People are sometimes incomprehensibly kind in Japan. Having gone only twenty five more meters since when the rain started, he stopped and considered the option of going back to his apartment which was only four minute’s walk away now, getting changed, and bringing his umbrella with him this time. It was just then that another young man seeing him across the narrow street paused and dashed across the four meter divide, and handed him his umbrella. It all happened so quickly. In a reflex action he held out his hand to the umbrella that had been presented to him, and even before he clicked to what was going on the young college man had released his grip.
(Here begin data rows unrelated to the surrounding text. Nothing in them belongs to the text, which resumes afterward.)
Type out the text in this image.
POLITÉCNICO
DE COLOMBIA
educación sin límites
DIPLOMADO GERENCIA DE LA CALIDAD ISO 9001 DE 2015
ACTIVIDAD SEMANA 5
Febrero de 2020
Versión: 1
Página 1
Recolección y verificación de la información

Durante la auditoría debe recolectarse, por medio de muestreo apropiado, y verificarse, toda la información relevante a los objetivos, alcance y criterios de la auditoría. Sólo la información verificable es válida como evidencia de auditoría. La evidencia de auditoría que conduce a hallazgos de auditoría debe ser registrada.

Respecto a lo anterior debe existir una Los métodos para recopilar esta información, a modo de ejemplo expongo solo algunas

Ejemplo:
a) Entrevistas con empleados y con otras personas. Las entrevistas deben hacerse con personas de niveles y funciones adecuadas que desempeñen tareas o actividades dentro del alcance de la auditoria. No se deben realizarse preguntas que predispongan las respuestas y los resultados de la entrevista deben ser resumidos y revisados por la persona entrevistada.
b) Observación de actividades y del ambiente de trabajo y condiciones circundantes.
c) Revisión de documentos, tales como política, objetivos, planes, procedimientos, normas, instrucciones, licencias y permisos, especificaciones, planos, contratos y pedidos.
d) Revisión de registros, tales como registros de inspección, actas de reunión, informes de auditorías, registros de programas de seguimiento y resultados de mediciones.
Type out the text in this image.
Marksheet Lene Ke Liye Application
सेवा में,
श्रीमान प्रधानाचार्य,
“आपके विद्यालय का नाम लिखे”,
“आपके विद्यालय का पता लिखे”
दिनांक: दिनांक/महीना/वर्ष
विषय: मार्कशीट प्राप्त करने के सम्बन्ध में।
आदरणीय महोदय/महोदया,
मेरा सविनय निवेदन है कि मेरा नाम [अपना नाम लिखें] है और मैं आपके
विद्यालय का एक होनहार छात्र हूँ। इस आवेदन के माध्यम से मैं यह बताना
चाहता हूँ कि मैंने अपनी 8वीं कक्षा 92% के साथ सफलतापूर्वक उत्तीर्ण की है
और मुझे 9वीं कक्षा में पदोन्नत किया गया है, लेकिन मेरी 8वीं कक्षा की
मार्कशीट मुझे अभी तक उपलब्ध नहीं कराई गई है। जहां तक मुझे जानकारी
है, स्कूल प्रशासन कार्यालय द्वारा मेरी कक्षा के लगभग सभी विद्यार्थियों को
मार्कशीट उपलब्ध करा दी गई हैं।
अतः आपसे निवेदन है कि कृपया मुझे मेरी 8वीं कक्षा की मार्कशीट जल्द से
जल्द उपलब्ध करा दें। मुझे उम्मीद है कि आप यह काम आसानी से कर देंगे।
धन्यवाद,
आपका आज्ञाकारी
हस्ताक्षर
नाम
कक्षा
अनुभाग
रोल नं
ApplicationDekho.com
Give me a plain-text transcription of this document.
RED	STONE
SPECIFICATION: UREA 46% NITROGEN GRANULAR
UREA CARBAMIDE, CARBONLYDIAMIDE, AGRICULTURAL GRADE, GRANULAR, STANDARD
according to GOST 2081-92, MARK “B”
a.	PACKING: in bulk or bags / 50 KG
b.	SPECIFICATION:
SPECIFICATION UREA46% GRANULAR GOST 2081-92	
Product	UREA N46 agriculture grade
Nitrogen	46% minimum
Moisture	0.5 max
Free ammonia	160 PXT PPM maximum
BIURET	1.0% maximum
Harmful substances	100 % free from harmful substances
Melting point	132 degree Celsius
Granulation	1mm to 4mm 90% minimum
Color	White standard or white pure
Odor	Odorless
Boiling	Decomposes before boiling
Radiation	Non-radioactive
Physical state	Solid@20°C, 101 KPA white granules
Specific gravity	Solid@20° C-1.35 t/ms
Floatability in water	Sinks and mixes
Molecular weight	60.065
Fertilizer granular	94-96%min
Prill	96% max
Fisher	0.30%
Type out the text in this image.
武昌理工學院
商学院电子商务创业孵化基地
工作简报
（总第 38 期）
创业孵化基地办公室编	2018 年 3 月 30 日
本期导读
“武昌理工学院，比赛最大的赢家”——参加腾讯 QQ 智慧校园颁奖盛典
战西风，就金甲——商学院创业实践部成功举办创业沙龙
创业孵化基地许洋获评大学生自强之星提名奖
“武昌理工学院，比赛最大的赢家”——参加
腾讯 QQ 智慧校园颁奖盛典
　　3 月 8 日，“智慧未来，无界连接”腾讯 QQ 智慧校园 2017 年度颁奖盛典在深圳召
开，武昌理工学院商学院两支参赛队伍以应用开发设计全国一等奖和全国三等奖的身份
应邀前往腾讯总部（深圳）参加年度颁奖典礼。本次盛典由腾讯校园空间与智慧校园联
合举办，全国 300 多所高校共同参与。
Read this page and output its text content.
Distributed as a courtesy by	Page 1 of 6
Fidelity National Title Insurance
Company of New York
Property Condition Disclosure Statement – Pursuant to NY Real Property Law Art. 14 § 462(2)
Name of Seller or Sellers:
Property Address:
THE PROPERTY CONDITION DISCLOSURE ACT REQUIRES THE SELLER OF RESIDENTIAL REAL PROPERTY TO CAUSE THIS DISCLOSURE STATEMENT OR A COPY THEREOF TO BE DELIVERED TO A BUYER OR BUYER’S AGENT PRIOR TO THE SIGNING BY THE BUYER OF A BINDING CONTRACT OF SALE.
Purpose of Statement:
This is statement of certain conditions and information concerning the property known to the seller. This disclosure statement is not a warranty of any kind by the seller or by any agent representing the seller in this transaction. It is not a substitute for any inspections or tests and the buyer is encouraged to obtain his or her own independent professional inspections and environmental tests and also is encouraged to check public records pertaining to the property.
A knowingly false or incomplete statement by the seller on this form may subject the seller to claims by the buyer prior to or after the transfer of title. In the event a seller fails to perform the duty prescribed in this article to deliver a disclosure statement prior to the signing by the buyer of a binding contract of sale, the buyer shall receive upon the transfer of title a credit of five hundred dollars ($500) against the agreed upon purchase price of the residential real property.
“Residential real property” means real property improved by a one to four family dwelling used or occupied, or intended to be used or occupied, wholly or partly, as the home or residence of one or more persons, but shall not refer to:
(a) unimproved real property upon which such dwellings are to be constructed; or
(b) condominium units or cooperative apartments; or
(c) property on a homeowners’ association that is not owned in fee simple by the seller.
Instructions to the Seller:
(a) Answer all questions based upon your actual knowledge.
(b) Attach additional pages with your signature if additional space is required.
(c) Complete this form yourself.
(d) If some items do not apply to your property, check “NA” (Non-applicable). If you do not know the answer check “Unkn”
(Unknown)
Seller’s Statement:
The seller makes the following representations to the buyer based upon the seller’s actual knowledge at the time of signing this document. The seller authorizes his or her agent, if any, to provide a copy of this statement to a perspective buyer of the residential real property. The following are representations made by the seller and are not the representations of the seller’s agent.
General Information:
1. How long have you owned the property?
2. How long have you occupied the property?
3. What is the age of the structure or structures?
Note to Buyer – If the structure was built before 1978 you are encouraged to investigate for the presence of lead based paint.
It was too late to give it back. For a single moment the college man stopped there opposite him, and smiled a kind smile. “ありがとうございます。しかし、あなたも傘いるでしょう?” He knew it was too late, and kind of feeble to make a protest once he was under the transparent protection of the plastic umbrella.
“いいですよ。私の家はすぐそこにありますから、使って下さい。” He said, and as he said the last words, “Please use it”, he slipped away at a gentle trot, into the rain, never to be seen again by the now slightly wet owner of a plastic and stainless steel umbrella. He made his way the remaining half mile to the university up the slope and long set of stairs. It rains suddenly in Kyoto, and as suddenly as it rains, the rain stops too.
That was one of my first conversations with a Japanese person my own age (approximately 20 years of age at that time), which nobody had set up for me, arranged or encouraged. It was the chance meeting of two people through the unexpected gesture of kindness, and one that I never really had a chance to thank the young man for. He surely must have gotten totally drenched.
Since coming to Japan, and before that while living in New Zealand, I have heard many people say, “I never have any chance to speak English (or whatever language they were studying in NZ while I was there). I have been teaching here for quite a collection of years now, and yet this phrase still lives on. In some ways, I think the opportunities to speak other languages have increased a great deal since the time when I first came here. I think, “I have no chance to speak English” might really mean ‘I’m a little afraid of making the chance to speak English.’ I know this fear is real. I also know that through practice, a student of language can tame this fear, and use it as an energy to drive them on in their study.
What would I do differently if I were 20 years younger, back on the street, just about to be given an umbrella? Maybe nothing. In fact, sometimes in some occasions there is no natural opportunity to make a friend or acquaintance because things happen too fast. But looking back over my time in Japan since 1991, if I could do things a little differently, I would do my best to do more for random strangers. I would be like that young man offering the umbrella. Only, I would not run away, I’d somehow take the chance to get to know that other person, make a friendship, hear their story, and speak even more Japanese than I have done till now.
Please don’t just wait for chances. They run away. Go out, help someone, and make your chances for yourself.